Poi lui arriva e mi trascina con sé in bagno, prende i miei vestiti poggiandoli su uno scaffale e con estrema tenerezza mette del sapone al centro della mano e bagnandola con l’acqua inizia a lavarmi, facendomi un bidet con maniacale cura, prendendosi la briga anche di asciugarmi.
-Posso fare da sola
Le carezze sono delicate, sfiorando a stento la pelle glabra e la fessurino ancora in calore.
-Adesso sì
E di nuovo avevo visto spuntare il suo sorriso beffardo, aveva appoggiato le spalle al muro ma il viso era tutto dedicato a me.
Mi rivesto di fretta, lavo il viso e mi trucco alla meno peggio. Sembrava estasiato nel vedermi così affaccendata, non si perdeva nessun passaggio.
Sollevo lo sguardo, erano le quattro e mezza, dovevo sbrigarmi a raggiungere la stazione.
-Lasciami il numero, devo accontentare te.

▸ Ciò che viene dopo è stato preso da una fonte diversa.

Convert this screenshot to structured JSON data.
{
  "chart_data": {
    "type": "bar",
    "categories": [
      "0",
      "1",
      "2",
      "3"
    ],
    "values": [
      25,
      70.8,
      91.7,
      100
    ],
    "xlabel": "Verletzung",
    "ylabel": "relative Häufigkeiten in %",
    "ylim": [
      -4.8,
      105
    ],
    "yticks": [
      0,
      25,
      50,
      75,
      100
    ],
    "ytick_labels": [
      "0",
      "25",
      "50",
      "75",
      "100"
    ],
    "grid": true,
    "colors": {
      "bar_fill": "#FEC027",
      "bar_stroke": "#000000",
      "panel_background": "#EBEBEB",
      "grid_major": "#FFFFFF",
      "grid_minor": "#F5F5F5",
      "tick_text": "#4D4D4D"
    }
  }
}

Ero pronta, avevo anche messo la borsa in spalla e indirizzandomi verso l’uscita l’avevo ignorato volutamente. Veloce mi raggiunge e tirandomi per i capelli, sussurra:
-Da qui non te ne vai se non mi dai il numero, ti strappo i vestiti di dosso.
Stranamente la patta dei suoi jeans era di nuovo generosa, non come prima ovviamente ma aveva ancora da offrire.
Sospirai e allontanandomi dalla sua presa mi sporsi sul bancone in cerca di carta e penna, per annotare il numero. Nel mentre ero in quella posizione seguiva l’arco delle mie forme rendendo il mio perizoma uno straccio per lavare i pavimenti.
Un ultimo bacio, e poi mi aprì la porta lasciandomi andare, sicuro che sarei ritornata.